“True Hollywood Noir” Indeed

October 18, 2013 § 1 Comment

True Hollywood Noir034
Those interested in old Hollywood and/or true crime will find Dina Di Mambro’s True Hollywood Noir: Filmland Mysteries and Murders (Classichollywoodbios.com Publications) a worthy addition to their library. Although the topics–mysterious deaths, from Silent Era director William Desmond Taylor’s to Natalie Wood’s–have been explored many times before, Di Mambro’s exhaustive research and attention to detail set her book apart from the rest.

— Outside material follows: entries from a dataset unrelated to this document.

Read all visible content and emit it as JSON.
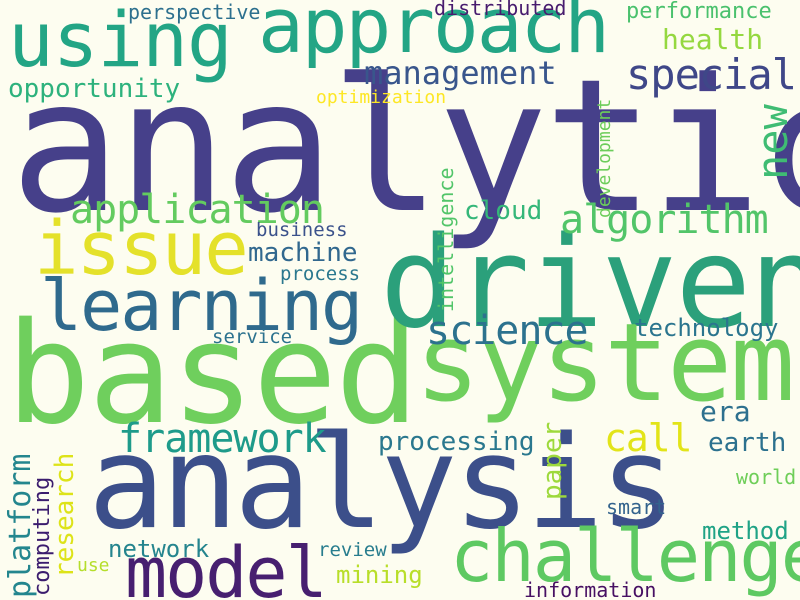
{
  "words": [
    {
      "text": "analytics",
      "color": "#46408a"
    },
    {
      "text": "based",
      "color": "#6fcf5d"
    },
    {
      "text": "driven",
      "color": "#2ba07b"
    },
    {
      "text": "system",
      "color": "#6fcf5d"
    },
    {
      "text": "analysis",
      "color": "#3c4f8a"
    },
    {
      "text": "using",
      "color": "#23a585"
    },
    {
      "text": "approach",
      "color": "#23a585"
    },
    {
      "text": "issue",
      "color": "#e4e12a"
    },
    {
      "text": "learning",
      "color": "#2f6a8d"
    },
    {
      "text": "challenge",
      "color": "#5ec962"
    },
    {
      "text": "model",
      "color": "#471f70"
    },
    {
      "text": "special",
      "color": "#3f4788"
    },
    {
      "text": "management",
      "color": "#39568c"
    },
    {
      "text": "application",
      "color": "#63cb5f"
    },
    {
      "text": "algorithm",
      "color": "#52c569"
    },
    {
      "text": "framework",
      "color": "#1e9b8a"
    },
    {
      "text": "science",
      "color": "#2c728e"
    },
    {
      "text": "new",
      "color": "#3fbc73"
    },
    {
      "text": "health",
      "color": "#95d840"
    },
    {
      "text": "performance",
      "color": "#4ac16d"
    },
    {
      "text": "opportunity",
      "color": "#2db27d"
    },
    {
      "text": "perspective",
      "color": "#2d708e"
    },
    {
      "text": "distributed",
      "color": "#481c6e"
    },
    {
      "text": "optimization",
      "color": "#fde725"
    },
    {
      "text": "machine",
      "color": "#31688e"
    },
    {
      "text": "business",
      "color": "#3b528b"
    },
    {
      "text": "process",
      "color": "#2a788e"
    },
    {
      "text": "cloud",
      "color": "#35b779"
    },
    {
      "text": "intelligence",
      "color": "#52c569"
    },
    {
      "text": "development",
      "color": "#6ccd5a"
    },
    {
      "text": "technology",
      "color": "#2b758e"
    },
    {
      "text": "service",
      "color": "#2c728e"
    },
    {
      "text": "era",
      "color": "#2d708e"
    },
    {
      "text": "call",
      "color": "#e2e418"
    },
    {
      "text": "earth",
      "color": "#2c718e"
    },
    {
      "text": "processing",
      "color": "#2a788e"
    },
    {
      "text": "paper",
      "color": "#9dd93b"
    },
    {
      "text": "world",
      "color": "#6ece58"
    },
    {
      "text": "smart",
      "color": "#33638d"
    },
    {
      "text": "method",
      "color": "#20a386"
    },
    {
      "text": "platform",
      "color": "#24868e"
    },
    {
      "text": "research",
      "color": "#dde318"
    },
    {
      "text": "computing",
      "color": "#3b1c6e"
    },
    {
      "text": "network",
      "color": "#25858e"
    },
    {
      "text": "review",
      "color": "#287d8e"
    },
    {
      "text": "use",
      "color": "#b5de2b"
    },
    {
      "text": "mining",
      "color": "#b8de29"
    },
    {
      "text": "information",
      "color": "#471063"
    }
  ]
}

William Desmond Taylor’s murder–notoriously unsolved since 1922–provides a good example of her technique. After describing the crime scene–“once he was turned over, it was evident that he was lying in a pool of blood…shot once in the back”–Di Mambro painstakingly describes the possible suspects, as well as those who obstructed justice. The list is mind-boggling: Paramount Studios, the LAPD, the actress Mary Miles Minter and her mother Charlotte Shelby, his “sociopath” houseman Edward Sands, the actress/prostitute Margaret Gibson, his younger brother Denis Deane-Turner, a professional hit man. (No wonder the crime remains unsolved.) In sifting through the various theories, Di Mambro makes a good case for Margaret Gibson, who after changing her name to Pat Lewis twice confessed to the murder, the second time on her deathbed.

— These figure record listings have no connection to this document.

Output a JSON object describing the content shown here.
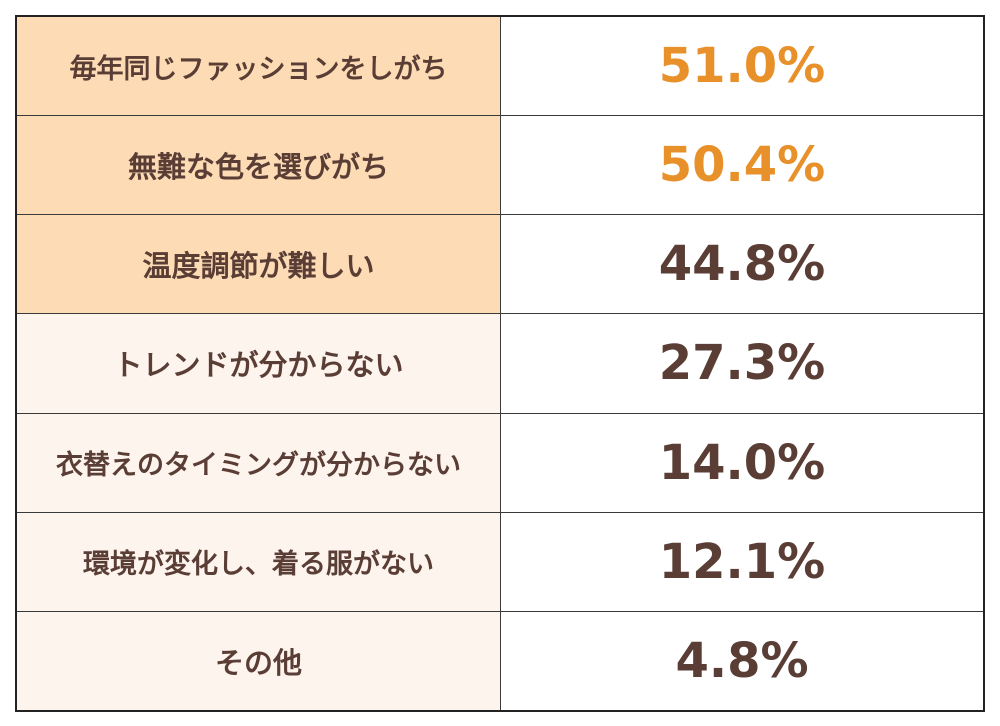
{
  "chart_data": {
    "type": "table",
    "colors": {
      "highlight_bg": "#fddcb5",
      "light_bg": "#fdf4ee",
      "highlight_value": "#e8912a",
      "text": "#5a3e36"
    },
    "rows": [
      {
        "label": "毎年同じファッションをしがち",
        "value": "51.0%",
        "highlight": true
      },
      {
        "label": "無難な色を選びがち",
        "value": "50.4%",
        "highlight": true
      },
      {
        "label": "温度調節が難しい",
        "value": "44.8%",
        "highlight": false
      },
      {
        "label": "トレンドが分からない",
        "value": "27.3%",
        "highlight": false
      },
      {
        "label": "衣替えのタイミングが分からない",
        "value": "14.0%",
        "highlight": false
      },
      {
        "label": "環境が変化し、着る服がない",
        "value": "12.1%",
        "highlight": false
      },
      {
        "label": "その他",
        "value": "4.8%",
        "highlight": false
      }
    ]
  }
}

Other chapters shed new light on old crimes as well. I had always thought Thelma Todd’s death–her body was found in her car, in the garage of her Pacific Coast Highway house/restaurant–was a murder, possibly mob-related. Di Mambro makes a good case for accidental death by carbon monoxide poisoning, possibly abetted or covered up by Todd’s on-again, off-again lover, the director Roland West. As with Taylor’s murder, the case was muddied by a studio cover-up–in this case Hal Roach’s decision “that letting the matter go was in the best interest of his studio and the film industry as a whole.”

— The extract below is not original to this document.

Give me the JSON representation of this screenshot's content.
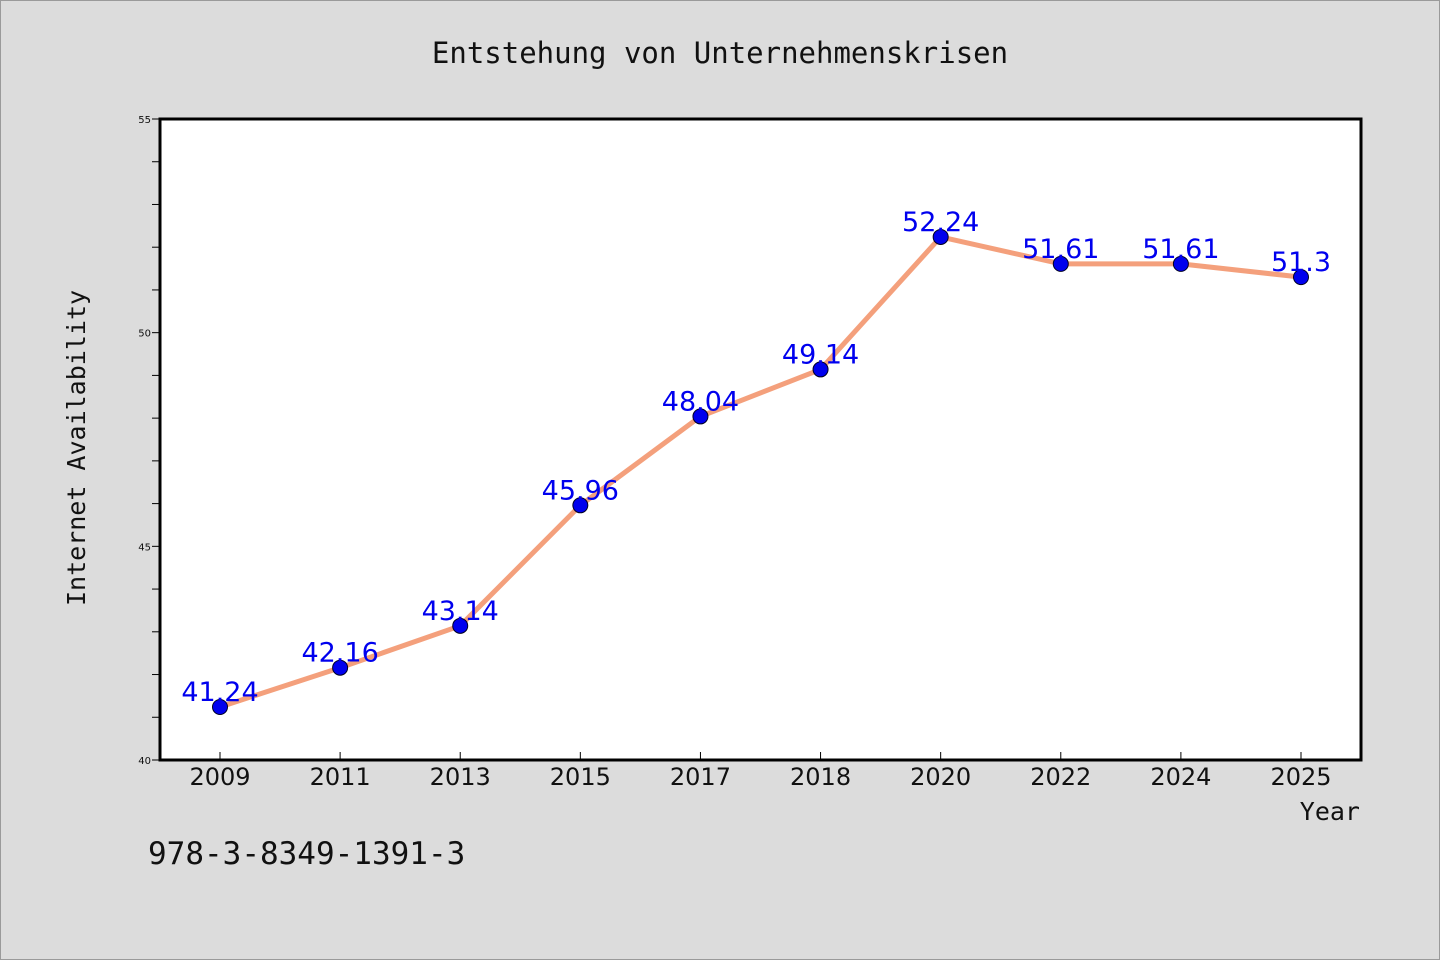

More recent cases–Natalie Wood’s, Bob Crane’s and Robert Blake”s–are not only thoroughly reviewed but updated. After a new inquest into Wood’s 1981 drowning, Di Mambro notes the actress’s death certificate was amended from “accidental drowning” to “drowning and other undetermined factors.” She adds a welcome familial angle to Bob Crane’s sordid 1978 murder by noting that the 2001 biographical film “Auto Focus” sparked a fight between his two sons (from different marriages) over Crane’s portrayal. The murder of Robert Blake’s wife Bonny Lee Bakley–in which Blake was found not guilty, though he subsequently lost a civil case–contains a poignant transcript. Blake and Bakley’s teenaged daughter, adopted and raised by Blake’s older daughter Delinah, no longer has contact with her father “because Delinah thought it was better that way.”

Not being a true crime fan, I sometimes felt overwhelmed by this litany of untimely deaths, whether accidental or homicidal. Yet I enjoyed the book’s unexpected theme: that fame, however big or resilient, is no match for the Grim Reaper, whose Hollywood work is some of his grimmest. Those who relish such tales will love True Hollywood Noir.